# 2nd Annual CCA Bay Blast Tournament_Matagorda



## Joker's Wild (Jun 30, 2010)

We (CCA Prairie Chapter) are putting on the 2nd annual "CCA Bay Blast" in Matagorda, Sat. June 29th. We will be holding it at the Matagorda Harbor Pavillion. The entry is $100.00/team. Max 3 people per team. Max 2 teams per boat. There will be winnings given for 6 places. The places include: 1st and 2nd for Heaviest Trout 1st and 2nd for Heaviest Slot Red. 1st and 2nd places for heaviest stringer weight of (1) Trout, (1) Slot Redfish and (1) Flounder. We will have a raffle @ the wiegh in along with alot of fun.
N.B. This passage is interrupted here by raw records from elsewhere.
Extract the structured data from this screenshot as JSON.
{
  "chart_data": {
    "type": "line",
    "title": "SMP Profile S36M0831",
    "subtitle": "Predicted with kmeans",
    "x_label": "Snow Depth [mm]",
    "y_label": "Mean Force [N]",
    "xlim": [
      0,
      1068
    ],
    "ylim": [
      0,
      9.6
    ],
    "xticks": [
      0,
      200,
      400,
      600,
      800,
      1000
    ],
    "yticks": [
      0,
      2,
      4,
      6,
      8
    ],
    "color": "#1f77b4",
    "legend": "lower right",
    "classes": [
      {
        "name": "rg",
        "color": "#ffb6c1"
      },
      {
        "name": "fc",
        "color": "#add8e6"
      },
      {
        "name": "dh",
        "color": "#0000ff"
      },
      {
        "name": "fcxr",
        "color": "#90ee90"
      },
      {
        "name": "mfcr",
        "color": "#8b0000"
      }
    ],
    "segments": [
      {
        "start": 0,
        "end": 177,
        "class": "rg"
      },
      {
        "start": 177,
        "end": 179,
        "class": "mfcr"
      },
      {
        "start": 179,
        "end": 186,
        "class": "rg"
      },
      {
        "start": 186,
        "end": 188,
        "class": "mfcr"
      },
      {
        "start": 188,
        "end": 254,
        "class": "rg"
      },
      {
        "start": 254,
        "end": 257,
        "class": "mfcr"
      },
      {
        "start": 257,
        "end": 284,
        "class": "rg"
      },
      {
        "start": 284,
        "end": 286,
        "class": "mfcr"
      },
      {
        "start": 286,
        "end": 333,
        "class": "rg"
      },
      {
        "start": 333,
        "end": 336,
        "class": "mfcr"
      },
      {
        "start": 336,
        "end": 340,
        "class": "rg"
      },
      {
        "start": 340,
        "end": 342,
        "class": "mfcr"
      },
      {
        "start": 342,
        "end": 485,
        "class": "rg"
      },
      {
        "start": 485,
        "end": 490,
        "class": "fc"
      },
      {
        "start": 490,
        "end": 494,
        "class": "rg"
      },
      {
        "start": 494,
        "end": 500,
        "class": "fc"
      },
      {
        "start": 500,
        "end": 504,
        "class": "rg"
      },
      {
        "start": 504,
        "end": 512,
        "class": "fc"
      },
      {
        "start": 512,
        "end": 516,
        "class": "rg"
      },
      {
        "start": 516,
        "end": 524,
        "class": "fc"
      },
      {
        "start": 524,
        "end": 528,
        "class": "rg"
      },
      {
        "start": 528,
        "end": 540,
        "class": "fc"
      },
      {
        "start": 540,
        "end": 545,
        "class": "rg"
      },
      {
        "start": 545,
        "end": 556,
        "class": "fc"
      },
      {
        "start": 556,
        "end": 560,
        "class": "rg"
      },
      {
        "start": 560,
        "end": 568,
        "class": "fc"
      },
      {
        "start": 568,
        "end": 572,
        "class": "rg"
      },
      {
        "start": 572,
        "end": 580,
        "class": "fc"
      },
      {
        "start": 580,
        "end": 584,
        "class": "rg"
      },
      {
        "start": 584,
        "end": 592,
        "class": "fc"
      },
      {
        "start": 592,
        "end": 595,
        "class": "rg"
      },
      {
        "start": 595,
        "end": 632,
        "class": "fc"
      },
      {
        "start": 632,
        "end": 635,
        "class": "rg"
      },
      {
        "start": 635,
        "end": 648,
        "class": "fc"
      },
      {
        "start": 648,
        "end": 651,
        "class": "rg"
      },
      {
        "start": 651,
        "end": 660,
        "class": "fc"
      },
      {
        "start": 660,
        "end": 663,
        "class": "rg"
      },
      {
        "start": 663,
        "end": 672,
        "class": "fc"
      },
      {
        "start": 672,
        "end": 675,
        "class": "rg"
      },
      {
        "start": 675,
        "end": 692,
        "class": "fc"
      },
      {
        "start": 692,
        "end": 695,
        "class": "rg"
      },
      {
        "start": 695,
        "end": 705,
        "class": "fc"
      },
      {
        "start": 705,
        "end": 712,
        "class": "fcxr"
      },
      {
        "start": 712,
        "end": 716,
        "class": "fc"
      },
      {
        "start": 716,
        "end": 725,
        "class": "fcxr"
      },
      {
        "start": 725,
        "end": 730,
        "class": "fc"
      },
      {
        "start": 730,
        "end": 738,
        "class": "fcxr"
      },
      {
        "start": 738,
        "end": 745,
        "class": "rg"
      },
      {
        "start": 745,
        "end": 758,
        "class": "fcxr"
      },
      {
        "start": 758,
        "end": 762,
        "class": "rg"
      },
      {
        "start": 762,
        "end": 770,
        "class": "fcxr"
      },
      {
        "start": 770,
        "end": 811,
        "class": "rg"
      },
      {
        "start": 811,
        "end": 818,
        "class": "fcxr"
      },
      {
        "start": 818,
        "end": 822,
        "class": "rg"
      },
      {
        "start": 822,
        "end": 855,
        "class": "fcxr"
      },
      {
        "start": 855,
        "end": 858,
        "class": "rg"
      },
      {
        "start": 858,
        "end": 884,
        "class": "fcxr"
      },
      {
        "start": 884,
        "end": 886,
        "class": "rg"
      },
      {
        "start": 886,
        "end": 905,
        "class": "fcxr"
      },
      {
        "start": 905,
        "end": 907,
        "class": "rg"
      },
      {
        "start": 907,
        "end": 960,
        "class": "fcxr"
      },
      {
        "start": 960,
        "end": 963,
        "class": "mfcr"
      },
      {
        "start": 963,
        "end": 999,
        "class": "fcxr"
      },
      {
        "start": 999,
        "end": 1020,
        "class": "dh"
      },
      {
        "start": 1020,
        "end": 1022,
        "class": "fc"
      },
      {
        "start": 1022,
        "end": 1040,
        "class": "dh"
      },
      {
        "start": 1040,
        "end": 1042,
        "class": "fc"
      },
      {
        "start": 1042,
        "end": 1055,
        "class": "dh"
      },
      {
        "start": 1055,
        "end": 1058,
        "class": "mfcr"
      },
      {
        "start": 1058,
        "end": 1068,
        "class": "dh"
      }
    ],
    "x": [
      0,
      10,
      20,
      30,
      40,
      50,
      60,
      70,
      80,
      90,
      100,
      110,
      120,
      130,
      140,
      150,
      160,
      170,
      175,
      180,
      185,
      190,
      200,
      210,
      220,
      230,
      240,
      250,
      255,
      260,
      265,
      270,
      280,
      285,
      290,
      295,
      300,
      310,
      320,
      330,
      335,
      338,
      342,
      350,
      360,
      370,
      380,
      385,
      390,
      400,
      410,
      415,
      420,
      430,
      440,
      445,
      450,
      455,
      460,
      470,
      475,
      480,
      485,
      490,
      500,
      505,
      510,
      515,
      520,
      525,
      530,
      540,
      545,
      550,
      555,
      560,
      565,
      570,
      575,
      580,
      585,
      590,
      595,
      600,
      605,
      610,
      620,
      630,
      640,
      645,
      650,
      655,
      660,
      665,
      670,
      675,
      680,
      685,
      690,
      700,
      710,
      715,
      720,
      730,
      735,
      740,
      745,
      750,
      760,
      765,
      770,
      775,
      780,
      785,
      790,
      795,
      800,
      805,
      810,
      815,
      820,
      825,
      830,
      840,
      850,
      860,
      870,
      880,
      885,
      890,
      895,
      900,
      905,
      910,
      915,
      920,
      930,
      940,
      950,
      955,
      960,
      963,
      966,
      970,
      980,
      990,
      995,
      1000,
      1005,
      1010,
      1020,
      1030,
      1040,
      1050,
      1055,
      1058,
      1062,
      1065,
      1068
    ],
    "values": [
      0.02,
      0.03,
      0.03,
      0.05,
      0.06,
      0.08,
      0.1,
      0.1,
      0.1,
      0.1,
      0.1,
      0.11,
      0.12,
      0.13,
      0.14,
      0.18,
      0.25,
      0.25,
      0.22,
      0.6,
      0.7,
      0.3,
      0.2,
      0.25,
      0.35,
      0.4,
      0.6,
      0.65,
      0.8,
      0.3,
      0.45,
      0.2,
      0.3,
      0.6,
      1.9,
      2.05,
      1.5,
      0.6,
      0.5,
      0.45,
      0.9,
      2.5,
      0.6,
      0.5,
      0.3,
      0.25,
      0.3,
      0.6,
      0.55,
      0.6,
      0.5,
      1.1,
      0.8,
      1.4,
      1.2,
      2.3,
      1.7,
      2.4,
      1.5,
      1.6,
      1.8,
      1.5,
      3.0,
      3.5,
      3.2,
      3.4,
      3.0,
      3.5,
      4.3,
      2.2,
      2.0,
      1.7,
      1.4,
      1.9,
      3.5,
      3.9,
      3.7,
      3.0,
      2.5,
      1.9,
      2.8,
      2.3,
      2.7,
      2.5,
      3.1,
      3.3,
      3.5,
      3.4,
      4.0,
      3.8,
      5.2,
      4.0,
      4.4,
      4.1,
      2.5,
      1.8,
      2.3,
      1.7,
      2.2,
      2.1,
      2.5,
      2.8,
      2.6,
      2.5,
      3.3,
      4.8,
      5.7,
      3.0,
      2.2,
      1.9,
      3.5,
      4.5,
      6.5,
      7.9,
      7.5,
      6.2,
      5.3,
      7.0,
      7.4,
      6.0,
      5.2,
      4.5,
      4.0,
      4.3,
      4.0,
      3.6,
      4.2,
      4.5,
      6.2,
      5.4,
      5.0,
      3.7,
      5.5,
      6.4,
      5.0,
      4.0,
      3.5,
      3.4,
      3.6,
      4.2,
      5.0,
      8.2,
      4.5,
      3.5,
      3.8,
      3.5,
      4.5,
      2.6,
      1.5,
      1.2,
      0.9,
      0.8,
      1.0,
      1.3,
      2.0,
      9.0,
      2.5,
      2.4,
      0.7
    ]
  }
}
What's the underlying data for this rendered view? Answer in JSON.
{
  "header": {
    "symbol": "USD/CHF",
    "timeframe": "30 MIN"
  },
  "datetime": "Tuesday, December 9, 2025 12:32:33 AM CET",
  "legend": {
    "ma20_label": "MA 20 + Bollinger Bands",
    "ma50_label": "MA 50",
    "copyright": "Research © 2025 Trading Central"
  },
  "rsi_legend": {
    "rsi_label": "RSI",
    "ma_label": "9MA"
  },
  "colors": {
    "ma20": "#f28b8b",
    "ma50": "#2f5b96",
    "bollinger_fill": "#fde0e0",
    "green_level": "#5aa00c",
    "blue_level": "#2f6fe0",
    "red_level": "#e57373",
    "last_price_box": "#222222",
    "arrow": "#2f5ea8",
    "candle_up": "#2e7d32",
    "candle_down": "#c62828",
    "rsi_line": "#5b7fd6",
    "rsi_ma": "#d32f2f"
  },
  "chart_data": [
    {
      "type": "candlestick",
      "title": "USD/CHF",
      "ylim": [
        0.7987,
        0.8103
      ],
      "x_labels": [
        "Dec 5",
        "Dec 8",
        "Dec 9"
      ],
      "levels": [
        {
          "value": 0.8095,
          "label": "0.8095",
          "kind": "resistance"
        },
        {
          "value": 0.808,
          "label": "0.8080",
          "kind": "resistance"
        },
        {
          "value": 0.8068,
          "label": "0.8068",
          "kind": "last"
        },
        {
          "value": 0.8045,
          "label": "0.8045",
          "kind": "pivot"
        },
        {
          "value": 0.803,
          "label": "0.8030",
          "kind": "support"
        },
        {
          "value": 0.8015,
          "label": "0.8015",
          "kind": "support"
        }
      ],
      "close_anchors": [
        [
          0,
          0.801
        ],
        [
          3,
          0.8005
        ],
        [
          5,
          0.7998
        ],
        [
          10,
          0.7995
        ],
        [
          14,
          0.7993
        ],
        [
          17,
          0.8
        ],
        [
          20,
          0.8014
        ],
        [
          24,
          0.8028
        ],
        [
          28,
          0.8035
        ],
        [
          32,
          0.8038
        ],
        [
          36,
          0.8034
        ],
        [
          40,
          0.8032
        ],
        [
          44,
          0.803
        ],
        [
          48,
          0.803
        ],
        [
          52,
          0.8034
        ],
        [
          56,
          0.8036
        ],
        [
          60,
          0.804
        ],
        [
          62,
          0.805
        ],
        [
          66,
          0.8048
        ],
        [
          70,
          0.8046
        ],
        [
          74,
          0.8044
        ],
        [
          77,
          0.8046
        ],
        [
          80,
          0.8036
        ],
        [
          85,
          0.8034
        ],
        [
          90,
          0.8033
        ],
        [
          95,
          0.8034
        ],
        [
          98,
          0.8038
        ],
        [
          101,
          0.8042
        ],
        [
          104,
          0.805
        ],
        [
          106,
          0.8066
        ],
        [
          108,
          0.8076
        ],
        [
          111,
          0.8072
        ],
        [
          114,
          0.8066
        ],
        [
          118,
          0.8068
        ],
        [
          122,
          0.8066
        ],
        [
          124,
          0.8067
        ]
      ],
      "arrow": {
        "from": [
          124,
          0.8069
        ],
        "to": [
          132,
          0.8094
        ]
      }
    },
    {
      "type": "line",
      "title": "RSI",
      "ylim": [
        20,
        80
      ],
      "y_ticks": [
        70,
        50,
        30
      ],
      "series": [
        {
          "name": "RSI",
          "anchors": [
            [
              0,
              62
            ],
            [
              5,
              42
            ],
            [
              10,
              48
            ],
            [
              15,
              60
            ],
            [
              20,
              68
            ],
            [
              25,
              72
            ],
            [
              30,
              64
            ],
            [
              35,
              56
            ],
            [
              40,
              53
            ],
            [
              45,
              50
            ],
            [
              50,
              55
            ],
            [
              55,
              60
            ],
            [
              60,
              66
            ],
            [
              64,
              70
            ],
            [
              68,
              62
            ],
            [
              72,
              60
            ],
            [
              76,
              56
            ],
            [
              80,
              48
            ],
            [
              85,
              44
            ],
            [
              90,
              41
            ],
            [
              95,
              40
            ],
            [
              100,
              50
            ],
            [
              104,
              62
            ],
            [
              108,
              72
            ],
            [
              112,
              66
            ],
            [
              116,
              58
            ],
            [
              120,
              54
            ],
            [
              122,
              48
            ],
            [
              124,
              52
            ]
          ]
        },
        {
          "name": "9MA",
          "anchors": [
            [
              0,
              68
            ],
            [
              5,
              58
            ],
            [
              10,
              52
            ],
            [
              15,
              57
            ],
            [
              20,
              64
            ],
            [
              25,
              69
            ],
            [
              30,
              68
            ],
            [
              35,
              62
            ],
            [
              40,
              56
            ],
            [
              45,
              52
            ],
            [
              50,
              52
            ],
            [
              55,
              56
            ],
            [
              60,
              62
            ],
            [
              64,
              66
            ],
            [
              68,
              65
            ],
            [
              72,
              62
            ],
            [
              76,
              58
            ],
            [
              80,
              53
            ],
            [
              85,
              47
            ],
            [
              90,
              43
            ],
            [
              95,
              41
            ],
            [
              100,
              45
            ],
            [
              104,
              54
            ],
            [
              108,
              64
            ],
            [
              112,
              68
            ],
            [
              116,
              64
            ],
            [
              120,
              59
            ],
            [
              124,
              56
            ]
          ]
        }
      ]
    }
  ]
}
If you have any questions pm me on here or send me an email @ [email protected] and I can send you a flier!

:dance:


----------



## Joker's Wild (Jun 30, 2010)

Winnings will be given for the top 6 places which include:
Heaviest Speckled Sea Trout: 1st and 2nd place.
Heaviest Slot Redfish: 1st and 2nd place. 
Heaviest Combined Weight of (1) Speckled Sea Trout, (1) 
Slot Redfish and (1)Flounder.
There will also be a sidepot for the heaviest Hardhead and Slot Redfish with the most spots.


----------



## Joker's Wild (Jun 30, 2010)

1st and 2nd place for the combined weight also.


----------



## Joker's Wild (Jun 30, 2010)

We will also have Brisket and Sausage BBQ plates provided for teams entering the tournament and they can also be purchased for non-entries. BBQ will be cooked by cooking team "Not A Chance"!


----------



## G-Fish (May 17, 2013)

Where can I sign up?


----------